The ability to listen deeply to other stories is the third one. The fourth one is empathy, deep empathy and care that comes from connection. The fifth one is having an intrinsic desire to be helpful, to really want to make a difference not only for the others around you, but maybe for your community and maybe for the future generations - a lot of people who get deeply nature connected start to think in terms of, “how can I be a better citizen on this planet and ensure a good life for the people coming after me”. This is a natural intrinsic response that comes from deep nature connection. People become fully alive, and this is the sixth one where they have this deep and abiding love for life itself. They know that life is precious and they feel this in their bones, and they know that every moment counts, and they bring themselves fully to everything. The seventh attribute is loving, compassionate, forgiving hearts - that they become really sensitive to the need for more love on our planet and they learn to be forgiving; they learn to be compassionate and understanding of other people.

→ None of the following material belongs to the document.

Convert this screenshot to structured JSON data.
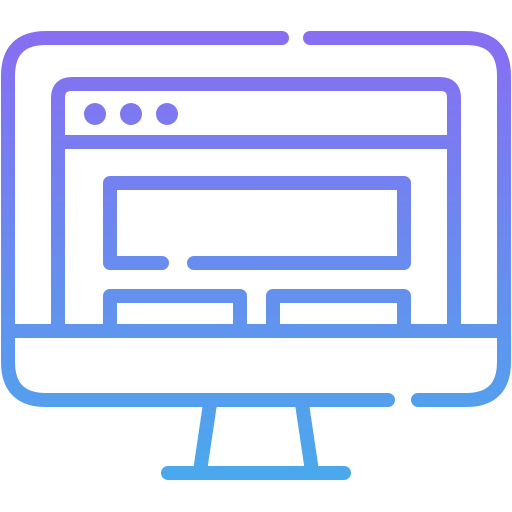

The eighth attribute is the quiet mind. They develop this ability to be in the silence within themselves and to access their deepest qualities of creativity and leadership, ingenuity. You can say that they have access to their genius.

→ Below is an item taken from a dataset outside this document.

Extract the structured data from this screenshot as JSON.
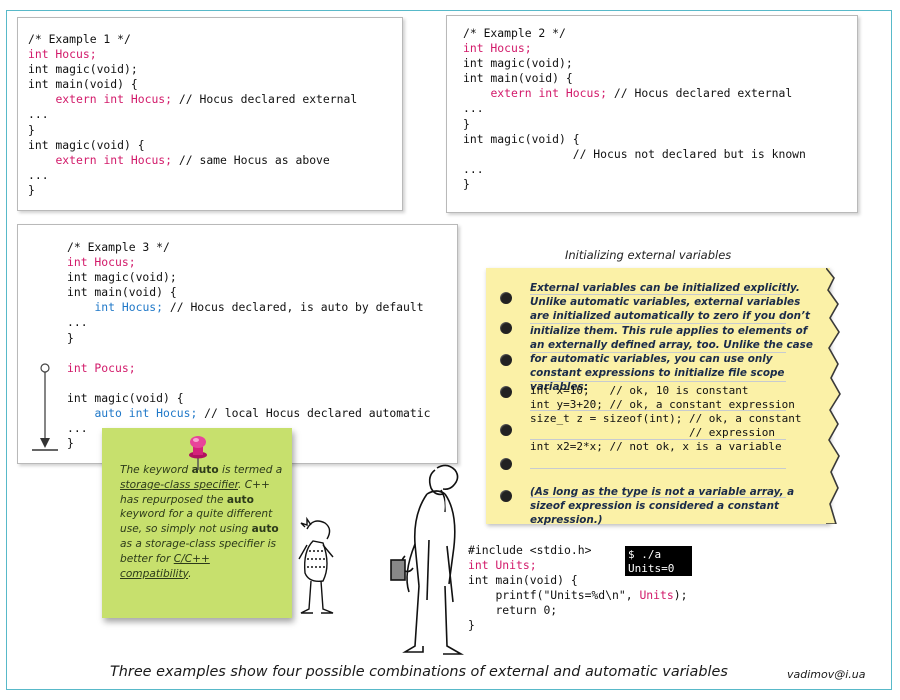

These eight qualities are rare, but we see them in the children who have grown up in the deep nature connection modeling that we learned directly from the Sun Bushman.

When I visited the San Bushmen for the first time 10 years ago, it was the first time in my life where I was with a community of people where all of the people present at all ages and stages of life exhibited these attributes, and I knew then that these people were our teachers and guides. I knew that this community of people that we work with in western Botswana were great collaborators, great consultants and advisers to us, to help us bring methodologies and training's and processes that will help us get good water for our senses; help us get good food for our beings; help us become aware of our breath for our entire existence by activating full sensory capacity, full sensory integration, and developing relational bonds with the beings around us so that we can experience that powerful well-being that comes from deep connection.

We can do this in a modern context. We can start right now by walking outside our homes and looking for that little bird, making that eye contact and having that moment of recognition, and building day by day threads into strings into chords into ropes, and you'll know for yourself what I'm talking about. Thanks for listening.